Cheri Bustos, Co-Chair of the House Democratic Policy and Communications Committee (DPCC), appeared on CNN Money to discuss why the time to take real action to end sexual harassment in the workplace is right now and Congress has the power to make it happen.  In December, Congresswoman Bustos introduced the Ending Forced Arbitration of Sexual Harassment Act of 2017 with bipartisan and bicameral [both Chambers of Congress] support.  This legislation was recently endorsed in a letter to House Majority and Minority leadership from all 56 Attorneys General, from all 50 states, Territories, and the District of Columbia.

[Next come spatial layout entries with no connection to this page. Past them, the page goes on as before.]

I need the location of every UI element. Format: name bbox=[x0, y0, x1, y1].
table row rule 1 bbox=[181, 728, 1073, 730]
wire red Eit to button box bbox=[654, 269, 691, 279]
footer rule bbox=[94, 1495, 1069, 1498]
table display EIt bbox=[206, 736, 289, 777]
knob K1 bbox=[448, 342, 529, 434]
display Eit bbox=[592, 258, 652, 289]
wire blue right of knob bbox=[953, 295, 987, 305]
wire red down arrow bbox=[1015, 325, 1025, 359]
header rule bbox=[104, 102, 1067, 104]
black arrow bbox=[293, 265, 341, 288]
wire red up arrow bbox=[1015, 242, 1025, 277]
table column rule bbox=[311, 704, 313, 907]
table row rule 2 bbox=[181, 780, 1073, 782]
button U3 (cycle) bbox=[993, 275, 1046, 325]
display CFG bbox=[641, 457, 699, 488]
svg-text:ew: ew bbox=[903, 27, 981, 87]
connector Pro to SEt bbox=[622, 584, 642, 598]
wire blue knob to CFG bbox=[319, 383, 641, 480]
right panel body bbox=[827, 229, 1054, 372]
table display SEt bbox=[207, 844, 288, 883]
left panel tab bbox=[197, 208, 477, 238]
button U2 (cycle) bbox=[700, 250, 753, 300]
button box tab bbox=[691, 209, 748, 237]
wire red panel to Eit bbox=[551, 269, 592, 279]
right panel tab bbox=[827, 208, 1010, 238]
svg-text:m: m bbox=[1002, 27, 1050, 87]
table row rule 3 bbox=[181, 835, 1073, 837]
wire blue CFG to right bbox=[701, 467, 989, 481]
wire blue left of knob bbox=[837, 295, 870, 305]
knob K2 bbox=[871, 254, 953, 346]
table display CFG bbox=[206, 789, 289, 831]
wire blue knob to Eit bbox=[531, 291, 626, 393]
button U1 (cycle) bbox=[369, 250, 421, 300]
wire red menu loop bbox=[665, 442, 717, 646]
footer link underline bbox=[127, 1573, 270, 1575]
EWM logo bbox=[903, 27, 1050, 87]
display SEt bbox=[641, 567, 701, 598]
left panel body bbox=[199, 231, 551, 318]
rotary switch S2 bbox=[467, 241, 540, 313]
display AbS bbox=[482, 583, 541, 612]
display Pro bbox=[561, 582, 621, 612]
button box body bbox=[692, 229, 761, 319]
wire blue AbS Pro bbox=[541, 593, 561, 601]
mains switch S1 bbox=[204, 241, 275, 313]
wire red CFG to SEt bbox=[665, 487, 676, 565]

A summary of the bill follows.

Ending Forced Arbitration of Sexual Harassment Act of 2017 would allow survivors of sexual harassment or discrimination, who are subject to forced arbitration clauses in their contracts, to opt out and instead take their cases to court.  Forced arbitration clauses prevent survivors of sexual harassment from discussing the nature or basis of their complaint.  If an employee’s contract or employee handbook includes a forced arbitration clause, the employee is likely to have signed away his or her right to a jury trial whether or not they are aware of the clause.  Employees are far more likely to win cases that go to trial than cases that go through the arbitration process.

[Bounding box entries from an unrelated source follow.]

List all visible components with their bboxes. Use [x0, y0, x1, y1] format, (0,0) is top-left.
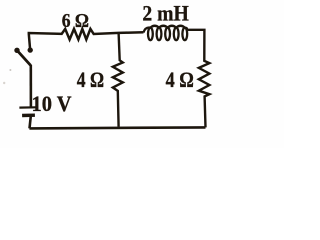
svg-text:4 Ω: 4 Ω	[166, 67, 194, 92]
svg-text:4 Ω: 4 Ω	[77, 67, 104, 92]
svg-text:2 mH: 2 mH	[142, 0, 189, 25]
svg-text:10 V: 10 V	[32, 91, 72, 116]
svg-text:6 Ω: 6 Ω	[62, 10, 89, 32]
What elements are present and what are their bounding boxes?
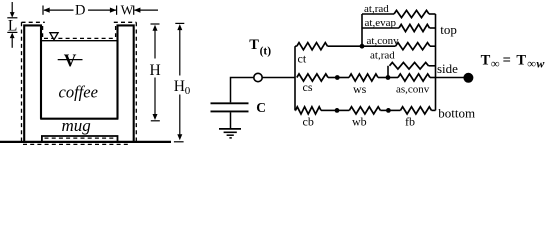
svg-text:fb: fb [405,115,415,129]
svg-text:at,conv: at,conv [367,35,400,47]
svg-text:0: 0 [185,85,191,97]
svg-text:∞: ∞ [527,56,536,70]
resistor at,conv [362,45,396,47]
right vertical bus [435,14,437,110]
svg-text:w: w [536,57,545,71]
svg-text:C: C [256,100,266,115]
svg-text:coffee: coffee [59,83,98,102]
resistor cb [294,109,297,111]
dimension W [134,6,158,15]
resistor cs [297,74,328,81]
junction dot top split [360,44,365,49]
svg-text:(t): (t) [260,46,272,58]
wire from node to capacitor [231,78,255,103]
svg-text:L: L [8,17,17,34]
svg-text:ws: ws [353,82,367,96]
junction dot wb-fb [386,108,391,113]
svg-text:as,conv: as,conv [396,84,430,96]
wire capacitor to ground [230,112,232,128]
dimension L [7,2,17,48]
svg-text:at,rad: at,rad [370,50,395,62]
table ground line [0,141,171,143]
svg-text:W: W [121,2,134,17]
mug bottom recess [42,136,118,142]
dimension D [43,6,117,15]
svg-text:H: H [150,62,161,79]
resistor wb [337,109,349,111]
svg-text:ct: ct [298,52,307,66]
wire node to branch vertical [262,77,295,79]
svg-text:D: D [75,3,85,19]
dimension H [151,24,160,121]
dashed control-surface outline around mug [22,22,137,144]
svg-text:=: = [503,52,511,68]
resistor ws [337,77,349,79]
resistor fb [388,109,400,111]
svg-text:cs: cs [303,80,313,94]
svg-text:wb: wb [352,115,367,129]
svg-text:top: top [440,22,457,37]
svg-text:∞: ∞ [491,56,500,70]
svg-text:at,rad: at,rad [364,3,389,15]
ground symbol [219,129,241,138]
side split vertical [387,66,389,78]
ambient terminal node [463,73,473,83]
resistor ct [297,43,328,50]
resistor at,rad (top) [362,13,394,15]
resistor at,evap [362,27,399,29]
resistor as,conv [388,77,398,79]
coffee surface line [41,40,118,42]
svg-text:H: H [174,78,185,95]
junction dot cs-ws [335,75,340,80]
svg-text:cb: cb [303,115,314,129]
junction dot side split [386,75,391,80]
svg-text:T: T [516,53,526,69]
svg-text:T: T [481,53,491,69]
dimension H0 [174,23,184,141]
svg-text:mug: mug [62,116,91,135]
svg-text:side: side [437,61,458,76]
left branch vertical [294,46,296,110]
svg-text:bottom: bottom [438,106,475,121]
node circle at T(t) [254,73,262,81]
wire to ambient terminal [436,77,465,79]
svg-text:at,evap: at,evap [365,17,397,29]
mug cavity bottom [40,118,118,120]
junction dot cb-wb [335,108,340,113]
free-surface nabla marker [50,33,58,40]
mug left wall [24,25,41,142]
mug right wall [118,25,134,142]
capacitor C plates [211,102,249,104]
resistor at,rad (side) [390,63,429,70]
top split vertical [361,14,363,46]
svg-text:V: V [64,51,77,71]
svg-text:T: T [249,37,259,53]
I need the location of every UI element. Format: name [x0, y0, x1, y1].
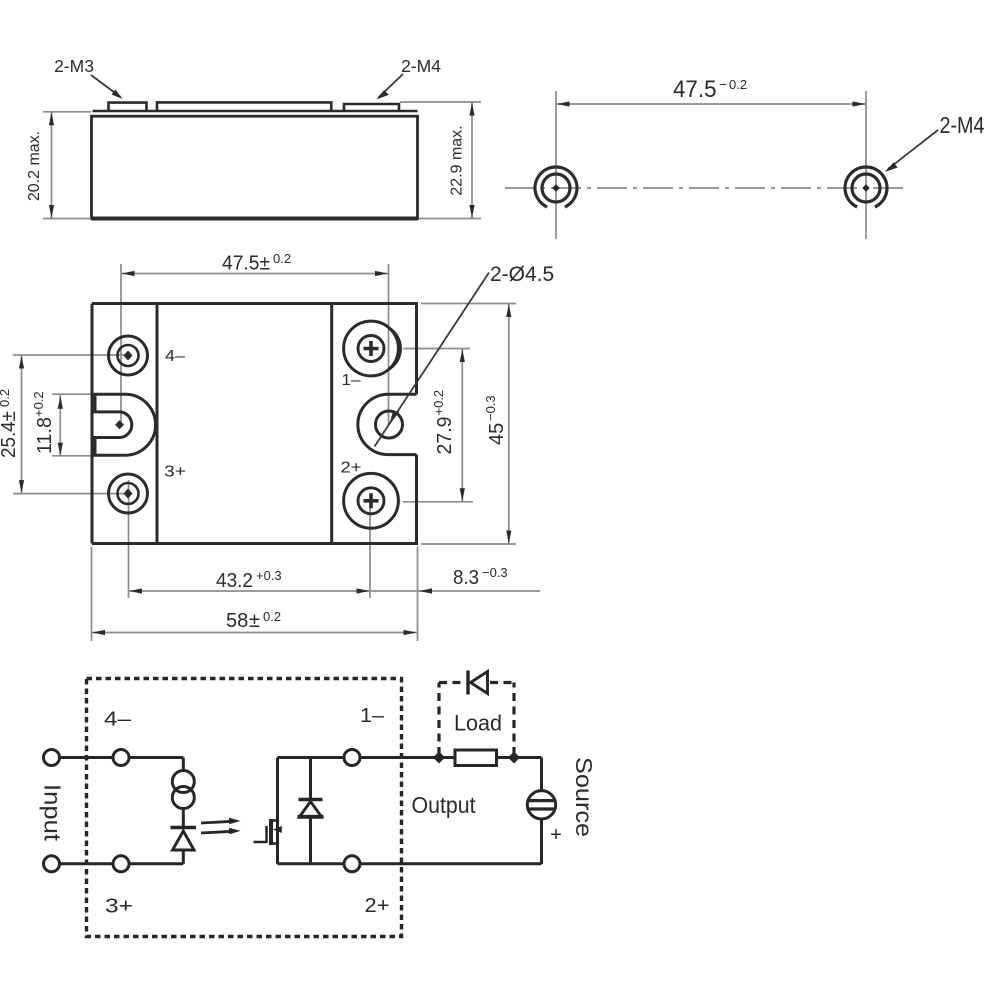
svg-text:2+: 2+ [341, 460, 362, 477]
svg-text:43.2: 43.2 [216, 570, 253, 592]
svg-text:0.2: 0.2 [0, 389, 12, 407]
svg-text:47.5±: 47.5± [222, 253, 270, 275]
svg-text:3+: 3+ [164, 464, 186, 481]
svg-text:27.9: 27.9 [434, 417, 456, 455]
svg-text:22.9 max.: 22.9 max. [449, 125, 466, 195]
svg-text:1–: 1– [342, 372, 361, 389]
svg-text:Load: Load [454, 711, 502, 736]
svg-text:0.2: 0.2 [263, 609, 281, 624]
svg-text:−: − [719, 76, 727, 92]
svg-text:0.2: 0.2 [273, 251, 291, 266]
svg-text:2+: 2+ [365, 895, 390, 917]
svg-text:Source: Source [571, 757, 597, 837]
svg-text:8.3: 8.3 [453, 567, 479, 589]
svg-text:+: + [550, 824, 562, 846]
svg-text:−0.3: −0.3 [483, 395, 498, 421]
svg-text:58: 58 [226, 610, 248, 632]
svg-text:1–: 1– [360, 705, 385, 727]
svg-text:11.8: 11.8 [34, 417, 56, 454]
svg-text:25.4±: 25.4± [0, 411, 20, 458]
svg-text:+0.2: +0.2 [31, 391, 46, 417]
svg-text:20.2 max.: 20.2 max. [26, 131, 43, 201]
svg-text:4–: 4– [104, 709, 132, 731]
svg-text:2-M4: 2-M4 [940, 112, 985, 138]
svg-text:2-M3: 2-M3 [54, 56, 94, 76]
svg-text:+0.3: +0.3 [256, 568, 282, 583]
svg-text:+0.2: +0.2 [431, 390, 446, 416]
svg-text:2-Ø4.5: 2-Ø4.5 [490, 263, 554, 286]
svg-text:0.2: 0.2 [729, 77, 747, 92]
svg-text:47.5: 47.5 [673, 76, 717, 103]
svg-text:3+: 3+ [105, 896, 133, 918]
svg-text:−0.3: −0.3 [482, 565, 508, 580]
svg-text:±: ± [249, 610, 260, 632]
svg-text:Input: Input [40, 784, 66, 842]
svg-text:Output: Output [412, 792, 477, 818]
svg-text:2-M4: 2-M4 [401, 56, 441, 76]
svg-text:45: 45 [486, 423, 508, 445]
svg-text:4–: 4– [165, 348, 185, 365]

“The missing element for the early stages of the Time’s Up or the Me Too movement was that, you have people who are waitresses, people who work in jewelry stores, people who clean rooms at hotels that didn’t have the same level of protections that we were talking about for Members of Congress, for example.”

“The reason that I wrote this piece of legislation–which actually dated many months before the Me Too movement–was that I read [a] story in the Washington Post.  [It] laid out in very graphic and sad details about women who were exposed to chronic and ongoing sexual harassment and had no recourse, because of these forced arbitration clauses that were in their employment contracts.  And, I think [it] is important to know that there are 60 million Americans who live under these forced arbitration clauses.  And it doesn’t mean they signed away their rights.  It can be as simple as a boss handing over the employee handbook, and by the mere acknowledgement that you have a handbook, you have signed away your rights.  And if there is a case that you have been sexually harassed, your only recourse is to go through these arbitrators, [who] are paid for by the company; 80 percent of the time, the employee loses.  All we’re saying is let’s give the victims of sexual harassment more choices.  If they want to go to court, let them.  This forced silence that has come out of these sexual harassment cases has led to more sexual harassment.”

“We already have bipartisan support in the House.  We have an identical bill in the Senate with bipartisan support.  We have every one of the Attorneys General saying that they support this…. From a business perspective, Microsoft, I’m very proud of them.  They announced they not only support our bill, they are not going to wait for this slow-moving Federal Government to do anything about it.  They are on their own saying, any arbitration clauses in their contracts are null and void.  So, let’s let the businesses take the lead on this and, while that’s happening, on a parallel track here in Congress, we’ll keep working through the process and work harder to get more bipartisan support.”